M. Pierre-Yves Collombat.  - Il est étonnant que le Conseil constitutionnel et le Conseil d'État fassent la loi - où le premier a-t-il trouvé dans la Constitution la règle des 20 % ? - et plus encore que l'on anticipe leurs décisions. Sur la loi créant le conseiller territorial, le Conseil constitutionnel avait chipoté à la marge mais admis qu'une représentation minimale soit garantie à chaque département.

N'oublions pas non plus que le projet de loi NOTRe confère aux régions des pouvoirs considérables d'aménagement. Ces amendements constituent un minimum.

M. Jacques Mézard.  - J'essaie d'être cartésien. Les « petits départements » peuvent avoir autant d'élus que de candidats sur une liste. C'est le cas dans le mien, six candidats sur la liste de section, six élus possibles. Je défie quiconque de me prouver le contraire. D'après un membre éminent du groupe socialiste, le Cantal aurait cinq élus dans la plupart des cas. Et vous prétendez que le Conseil constitutionnel est opposé à ce que l'on fixe là le minimum !

Il a fallu batailler pour arriver à quatre. À l'origine, un seul représentant était garanti à chaque département, cela n'avait aucun sens - sinon envoyer un message d'humiliation aux petits départements - qui en ont suffisamment reçus depuis deux ans...

M. Alain Bertrand.  - Avec sa décision sur les quinze représentants, le Conseil constitutionnel a dit qu'on pouvait faire un traitement particulier aux territoires à faible population. Quatre conseillers, cela ne représentera que 2 % du conseil régional d'une grande région. Vous dites à la Lozère : vous n'aurez pas votre dû.

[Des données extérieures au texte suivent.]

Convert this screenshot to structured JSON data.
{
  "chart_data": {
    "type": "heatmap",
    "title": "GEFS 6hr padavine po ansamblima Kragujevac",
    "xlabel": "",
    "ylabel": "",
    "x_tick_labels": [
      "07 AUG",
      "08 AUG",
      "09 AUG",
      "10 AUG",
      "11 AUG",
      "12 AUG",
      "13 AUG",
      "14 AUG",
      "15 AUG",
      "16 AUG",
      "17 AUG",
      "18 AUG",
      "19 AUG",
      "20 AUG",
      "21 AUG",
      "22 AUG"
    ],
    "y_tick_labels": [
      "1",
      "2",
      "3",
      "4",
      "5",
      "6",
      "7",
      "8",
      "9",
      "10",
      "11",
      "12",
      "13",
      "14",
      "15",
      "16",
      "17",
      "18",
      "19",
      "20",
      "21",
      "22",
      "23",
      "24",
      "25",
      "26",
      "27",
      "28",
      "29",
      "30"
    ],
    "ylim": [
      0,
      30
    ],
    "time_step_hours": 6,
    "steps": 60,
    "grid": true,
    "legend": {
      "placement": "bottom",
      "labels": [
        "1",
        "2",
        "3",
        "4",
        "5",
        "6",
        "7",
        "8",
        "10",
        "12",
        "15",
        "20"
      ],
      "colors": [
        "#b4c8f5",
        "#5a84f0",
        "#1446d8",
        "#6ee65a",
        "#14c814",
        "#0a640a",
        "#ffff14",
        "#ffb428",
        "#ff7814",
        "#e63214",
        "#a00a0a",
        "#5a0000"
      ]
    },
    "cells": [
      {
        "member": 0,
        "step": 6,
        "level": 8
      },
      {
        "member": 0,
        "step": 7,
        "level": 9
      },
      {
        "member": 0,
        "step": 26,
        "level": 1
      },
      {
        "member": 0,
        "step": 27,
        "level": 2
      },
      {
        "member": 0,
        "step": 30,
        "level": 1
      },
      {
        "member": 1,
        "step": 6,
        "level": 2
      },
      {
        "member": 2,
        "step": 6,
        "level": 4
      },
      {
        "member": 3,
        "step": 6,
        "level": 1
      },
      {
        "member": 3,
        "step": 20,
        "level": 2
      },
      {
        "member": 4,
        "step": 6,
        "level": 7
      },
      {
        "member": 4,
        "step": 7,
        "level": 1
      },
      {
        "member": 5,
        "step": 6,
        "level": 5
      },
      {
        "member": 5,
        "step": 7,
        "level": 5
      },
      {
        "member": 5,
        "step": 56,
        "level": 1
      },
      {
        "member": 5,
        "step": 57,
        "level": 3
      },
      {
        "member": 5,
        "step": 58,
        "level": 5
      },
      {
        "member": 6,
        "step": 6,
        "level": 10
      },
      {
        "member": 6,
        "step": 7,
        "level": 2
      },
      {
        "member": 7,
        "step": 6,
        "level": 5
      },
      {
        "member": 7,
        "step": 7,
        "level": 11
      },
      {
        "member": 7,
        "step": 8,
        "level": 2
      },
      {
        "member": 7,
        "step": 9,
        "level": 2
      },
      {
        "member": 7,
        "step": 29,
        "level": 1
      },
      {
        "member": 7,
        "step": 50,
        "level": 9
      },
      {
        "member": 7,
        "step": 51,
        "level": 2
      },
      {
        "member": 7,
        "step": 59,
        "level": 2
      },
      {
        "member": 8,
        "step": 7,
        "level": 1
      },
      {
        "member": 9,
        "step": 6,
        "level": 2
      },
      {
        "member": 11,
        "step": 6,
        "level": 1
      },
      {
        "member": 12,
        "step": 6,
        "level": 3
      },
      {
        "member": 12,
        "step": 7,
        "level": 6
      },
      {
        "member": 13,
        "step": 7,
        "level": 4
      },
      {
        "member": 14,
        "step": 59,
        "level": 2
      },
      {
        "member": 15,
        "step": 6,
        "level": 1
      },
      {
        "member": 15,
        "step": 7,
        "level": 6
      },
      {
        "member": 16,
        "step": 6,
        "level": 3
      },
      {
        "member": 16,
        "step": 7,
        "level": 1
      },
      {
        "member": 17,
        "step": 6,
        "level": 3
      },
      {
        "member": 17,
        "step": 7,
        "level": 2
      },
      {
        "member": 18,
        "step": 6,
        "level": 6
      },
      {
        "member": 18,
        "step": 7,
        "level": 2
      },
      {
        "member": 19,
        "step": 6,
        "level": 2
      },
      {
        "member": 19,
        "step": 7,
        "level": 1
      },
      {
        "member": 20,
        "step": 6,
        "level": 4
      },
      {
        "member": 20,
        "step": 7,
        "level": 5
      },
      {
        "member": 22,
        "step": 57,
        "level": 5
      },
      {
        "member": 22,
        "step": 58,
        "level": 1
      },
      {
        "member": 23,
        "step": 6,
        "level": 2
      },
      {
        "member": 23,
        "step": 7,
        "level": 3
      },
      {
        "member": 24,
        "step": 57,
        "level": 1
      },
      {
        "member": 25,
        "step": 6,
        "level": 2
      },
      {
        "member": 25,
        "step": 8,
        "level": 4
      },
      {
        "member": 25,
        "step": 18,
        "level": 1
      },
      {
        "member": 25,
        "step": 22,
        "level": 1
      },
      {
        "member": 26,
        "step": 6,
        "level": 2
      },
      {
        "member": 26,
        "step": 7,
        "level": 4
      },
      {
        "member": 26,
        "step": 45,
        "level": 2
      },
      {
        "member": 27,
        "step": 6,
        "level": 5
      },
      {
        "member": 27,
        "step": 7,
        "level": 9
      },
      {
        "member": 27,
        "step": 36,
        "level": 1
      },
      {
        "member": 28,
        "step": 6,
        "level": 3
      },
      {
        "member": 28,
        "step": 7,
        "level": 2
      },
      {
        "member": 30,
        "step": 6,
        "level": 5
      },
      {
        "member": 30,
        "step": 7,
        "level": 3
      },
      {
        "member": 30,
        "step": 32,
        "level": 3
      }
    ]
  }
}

La caste des constitutionnalistes m'oppose la Constitution. La Déclaration des droits de l'homme ne fait-elle pas partie de ce qu'elle appelle le bloc de constitutionnalité ? En Lozère, depuis que l'école publique existe, nous avons appris à lire ! Et je ne vois pas pourquoi nous serions moins égaux que les autres. Ce n'est pas une question de droite, de gauche, de Constitution, c'est une question d'équité républicaine. Je vous appelle à voter ces amendements. Quatre représentants, ce n'est pas grand-chose...

M. Jean-Pierre Raffarin.  - Ce débat est très important. Je veux interroger notre rapporteur. Sur le fond, il faut envoyer un message de ras-le-bol du terrorisme de la loi du quantitatif (Applaudissements sur les bancs du RDSE), de la prime au plus grand, alors que la grande dimension tue la dimension humaine, tout en ne réglant pas les problèmes qu'elle est censée régler et en en créant de nouveaux.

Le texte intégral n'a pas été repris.